As the executive director of the nonprofit organization ChileMASS, founded in 2011 to encourage STEM collaborations between Chile and Massachusetts, Fuentes-Medel has made a strong case that Chile, with its rich natural resources and unique habitats, is a fantastic location for new laboratories, startups, and tech incubators.

She has also fostered programs like the Aji Challenge, which brings Chilean entrepreneurs to MIT to develop partnerships and strategies for their technologies. As co-founder of the biannual laboratory course “Small Brains, Big Ideas,” Fuentes-Medel has helped train dozens of Latin American students to use small-brained model organisms like worms and flies to conduct biomedical research.

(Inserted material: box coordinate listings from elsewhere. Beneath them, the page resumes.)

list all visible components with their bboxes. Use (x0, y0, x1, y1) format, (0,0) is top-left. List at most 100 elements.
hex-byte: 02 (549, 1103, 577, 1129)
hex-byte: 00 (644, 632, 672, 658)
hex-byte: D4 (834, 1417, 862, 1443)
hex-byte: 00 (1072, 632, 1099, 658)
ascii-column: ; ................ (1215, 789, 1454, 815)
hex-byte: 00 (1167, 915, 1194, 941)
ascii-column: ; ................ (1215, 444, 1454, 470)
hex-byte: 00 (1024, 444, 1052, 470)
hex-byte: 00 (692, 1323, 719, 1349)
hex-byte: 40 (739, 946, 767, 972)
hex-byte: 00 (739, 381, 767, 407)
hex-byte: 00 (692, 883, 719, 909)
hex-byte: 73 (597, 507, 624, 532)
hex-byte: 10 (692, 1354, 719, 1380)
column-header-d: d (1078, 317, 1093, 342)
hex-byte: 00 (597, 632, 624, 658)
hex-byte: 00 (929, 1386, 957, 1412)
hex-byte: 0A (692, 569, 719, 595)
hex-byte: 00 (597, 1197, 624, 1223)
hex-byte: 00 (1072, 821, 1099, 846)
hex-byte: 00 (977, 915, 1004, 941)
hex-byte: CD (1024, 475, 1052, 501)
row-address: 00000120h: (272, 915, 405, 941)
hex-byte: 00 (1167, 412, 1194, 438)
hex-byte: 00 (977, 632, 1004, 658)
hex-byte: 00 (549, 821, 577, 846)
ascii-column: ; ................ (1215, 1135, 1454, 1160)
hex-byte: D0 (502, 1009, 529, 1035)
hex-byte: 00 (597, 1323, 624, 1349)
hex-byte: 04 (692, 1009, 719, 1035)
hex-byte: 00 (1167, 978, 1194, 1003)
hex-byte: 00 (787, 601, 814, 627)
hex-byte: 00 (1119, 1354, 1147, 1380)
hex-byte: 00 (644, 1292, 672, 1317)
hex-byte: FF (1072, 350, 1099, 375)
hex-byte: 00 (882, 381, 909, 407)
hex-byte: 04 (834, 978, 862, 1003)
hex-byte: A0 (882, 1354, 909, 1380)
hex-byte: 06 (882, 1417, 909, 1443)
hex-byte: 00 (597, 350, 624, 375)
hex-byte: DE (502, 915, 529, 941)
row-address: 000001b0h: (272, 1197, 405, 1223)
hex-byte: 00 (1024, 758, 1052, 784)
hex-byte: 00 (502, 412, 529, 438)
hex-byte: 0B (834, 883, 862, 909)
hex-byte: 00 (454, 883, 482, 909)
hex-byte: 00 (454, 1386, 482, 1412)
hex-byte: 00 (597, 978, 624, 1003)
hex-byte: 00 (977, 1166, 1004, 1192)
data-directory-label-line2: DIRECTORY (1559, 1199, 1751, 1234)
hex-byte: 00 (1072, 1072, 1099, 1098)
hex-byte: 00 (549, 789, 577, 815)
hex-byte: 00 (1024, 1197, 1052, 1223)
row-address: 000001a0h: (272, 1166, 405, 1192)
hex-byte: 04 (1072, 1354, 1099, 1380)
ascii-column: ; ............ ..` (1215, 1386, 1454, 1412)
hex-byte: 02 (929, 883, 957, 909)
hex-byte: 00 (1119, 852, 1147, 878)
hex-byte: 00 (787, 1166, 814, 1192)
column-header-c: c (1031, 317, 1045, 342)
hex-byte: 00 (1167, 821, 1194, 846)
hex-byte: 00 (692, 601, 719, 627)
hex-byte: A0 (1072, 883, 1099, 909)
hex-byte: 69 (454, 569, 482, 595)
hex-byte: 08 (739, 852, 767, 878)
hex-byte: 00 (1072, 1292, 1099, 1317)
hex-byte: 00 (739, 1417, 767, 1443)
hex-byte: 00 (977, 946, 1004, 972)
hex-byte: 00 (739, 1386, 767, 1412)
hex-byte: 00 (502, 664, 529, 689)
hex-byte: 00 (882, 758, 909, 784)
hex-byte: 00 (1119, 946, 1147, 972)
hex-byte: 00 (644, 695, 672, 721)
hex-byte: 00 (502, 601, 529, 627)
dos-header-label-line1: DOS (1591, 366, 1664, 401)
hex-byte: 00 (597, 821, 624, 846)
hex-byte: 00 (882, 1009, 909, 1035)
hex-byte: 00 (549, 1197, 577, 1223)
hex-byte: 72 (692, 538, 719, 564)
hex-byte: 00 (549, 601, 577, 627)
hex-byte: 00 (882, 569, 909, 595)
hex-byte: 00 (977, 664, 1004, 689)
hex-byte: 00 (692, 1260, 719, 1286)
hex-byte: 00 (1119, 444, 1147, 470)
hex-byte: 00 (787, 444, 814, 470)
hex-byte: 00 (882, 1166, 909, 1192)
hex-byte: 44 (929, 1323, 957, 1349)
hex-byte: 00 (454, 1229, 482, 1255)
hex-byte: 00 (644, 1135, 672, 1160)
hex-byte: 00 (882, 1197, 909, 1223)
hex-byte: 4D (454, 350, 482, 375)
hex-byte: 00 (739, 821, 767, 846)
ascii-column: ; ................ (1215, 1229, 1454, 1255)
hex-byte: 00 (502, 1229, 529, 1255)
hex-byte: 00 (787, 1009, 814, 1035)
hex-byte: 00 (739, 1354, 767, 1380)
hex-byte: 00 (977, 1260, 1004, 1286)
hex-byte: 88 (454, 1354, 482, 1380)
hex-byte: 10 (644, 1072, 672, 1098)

“I think science is a privilege, but also, we were born scientists—everyone,” Fuentes-Medel said of these international initiatives. “The curiosity is always there. If you design systems, societies, and economies that allow people to bring science into their own vocation, happiness, and their own way of being, we will be better off.”

When I asked what’s next for her own vocation, Fuentes-Medel kept the cards close to her chest. She intends to build on her successful ventures, she told me, and looks forward to encouraging more hybrid thinkers ready to embrace interdisciplinary research as the future of science.

But she is also leaving the door wide open for new surprises and frontiers. “I’m always looking for spaces where I’m the one who knows the least,” she said, “so I learn.”